Le regard de Tobio était indéchiffrable. Ses joues étaient demeurées roses, et il paraissait nettement plus réveillé, quoiqu'il fut buté dans le silence. Le reportage marchait toujours, la voix d'une fausse gravité du journaliste insupporta Hinata qui eut un instant l'envie de renverser la télé aux côtés de la table basse, mais il se contenta de l'éteindre en appuyant excessivement fort sur le bouton off. Le silence, lourd, intenable, se répandit sur la pièce comme une chape de plomb. Hinata s'assit sur un pouf face au canapé et fixa longuement Tobio toujours obstiné, avant de lâcher :

-Quelqu'un est venu ici.

Tobio hocha brièvement la tête en baissant les yeux, mais pas le menton. Il se pencha en avant en posant ses coudes sur ses genoux et soupira.

-Ça compte pas, ça, Hinata, je …

Entendre sa voix réveilla en Hinata l'envie violente de pleurer qu'il refoulait, et il l'interrompit aussitôt :

-Comment ça, ça compte pas ? Quelqu'un est venu ici !
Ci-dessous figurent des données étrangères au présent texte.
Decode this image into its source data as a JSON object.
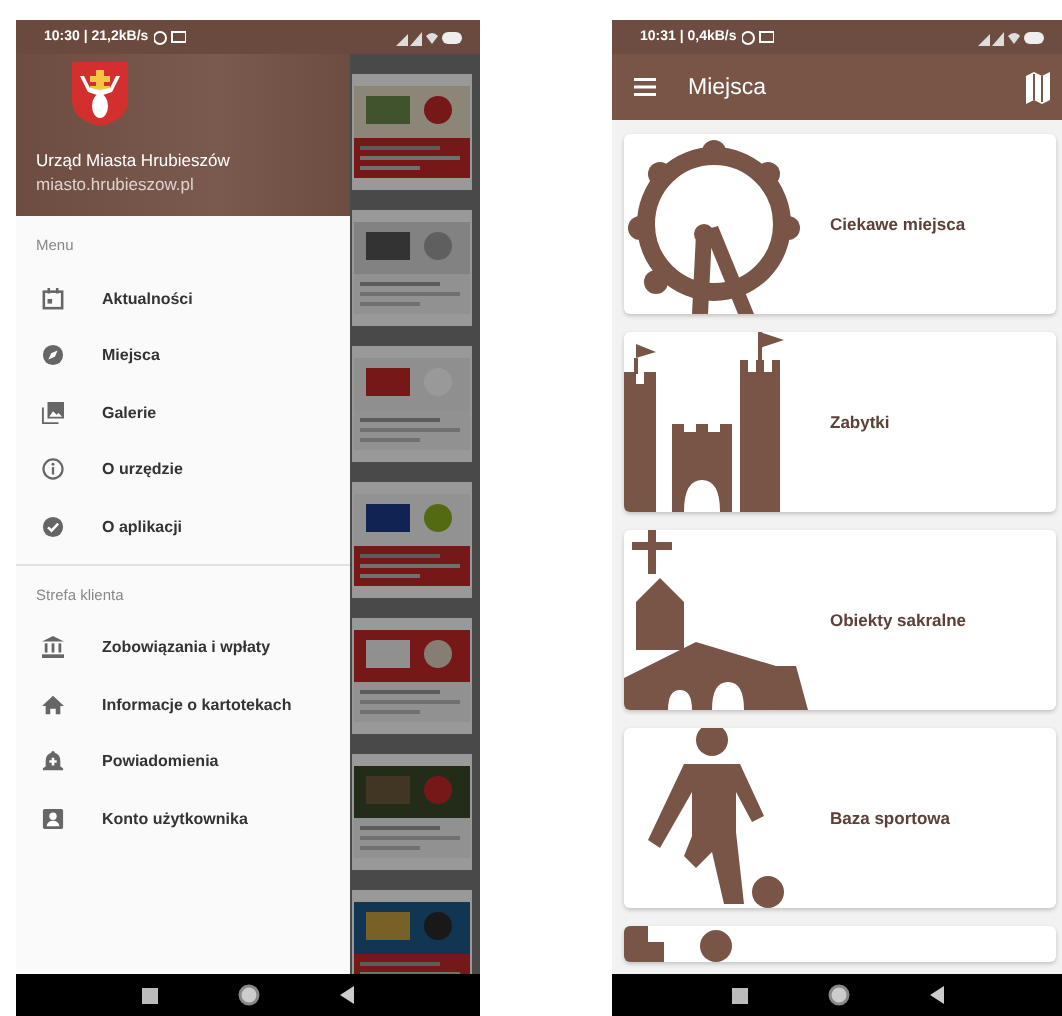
{
  "left_phone": {
    "status_bar": {
      "time": "10:30 | 21,2kB/s"
    },
    "drawer": {
      "title": "Urząd Miasta Hrubieszów",
      "subtitle": "miasto.hrubieszow.pl",
      "sections": [
        {
          "heading": "Menu",
          "items": [
            {
              "label": "Aktualności"
            },
            {
              "label": "Miejsca"
            },
            {
              "label": "Galerie"
            },
            {
              "label": "O urzędzie"
            },
            {
              "label": "O aplikacji"
            }
          ]
        },
        {
          "heading": "Strefa klienta",
          "items": [
            {
              "label": "Zobowiązania i wpłaty"
            },
            {
              "label": "Informacje o kartotekach"
            },
            {
              "label": "Powiadomienia"
            },
            {
              "label": "Konto użytkownika"
            }
          ]
        }
      ]
    }
  },
  "right_phone": {
    "status_bar": {
      "time": "10:31 | 0,4kB/s"
    },
    "app_bar": {
      "title": "Miejsca"
    },
    "categories": [
      {
        "label": "Ciekawe miejsca"
      },
      {
        "label": "Zabytki"
      },
      {
        "label": "Obiekty sakralne"
      },
      {
        "label": "Baza sportowa"
      }
    ]
  }
}
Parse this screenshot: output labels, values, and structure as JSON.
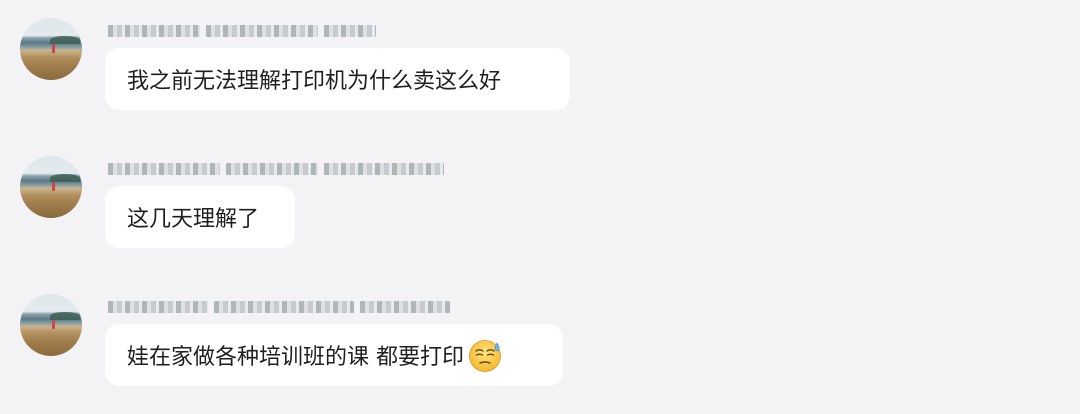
{
  "messages": [
    {
      "text": "我之前无法理解打印机为什么卖这么好"
    },
    {
      "text": "这几天理解了"
    },
    {
      "text": "娃在家做各种培训班的课 都要打印",
      "emoji": "weary-sweat-face"
    }
  ],
  "colors": {
    "background": "#f3f3f5",
    "bubble": "#ffffff",
    "text": "#1f1f1f"
  }
}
Haletant, il cherchait à exprimer toute l'horreur de la situation qu'il ressentait et que Tobio balayait d'un « ça compte pas ». Quelqu'un s'était introduit dans leur appartement, leur nid, dans leur couple même. Et ça comptait beaucoup, il se sentait violé, trompé. Il trouvait ça atroce. Tobio cherchait ses mots, alors Hinata reprit d'un ton le plus calme possible, d'une voix qui se cassait par moment sous l'indignation et la tristesse :

-Attends… Quelqu'un est rentré avec toi hier… Vous avez dormi ensembles, vu ta tête vous n'avez pas tellement dormi… T'as encore son odeur sur toi. Il s'est même permis de prendre une douche, tu lui as fait à ptit déjeuner aussi, c'est pour ça que tu t'es levé tôt ? C'est pour ça ? Est-ce que j'ai tort ?

-C'est pas…., tenta Kageyama. C'est pas comme ça….Laisse-moi expliquer, au moins.

-Tu m'as trompé ?

Une larme coula sur la joue de Hinata, mais son visage bouillait tellement qu'il ne la sentit presque pas et ne pensa pas à l'essuyer. Il se sentait comme le jour de la rencontre avec Tobio, du haut de ses escaliers, en larmes, furieux, triste, impuissant, sans savoir quels sentiments lui inspirait le garçon face à lui.

-Hinata, soupira Tobio. C'était pas important. C'était comme ça, on était bourrés.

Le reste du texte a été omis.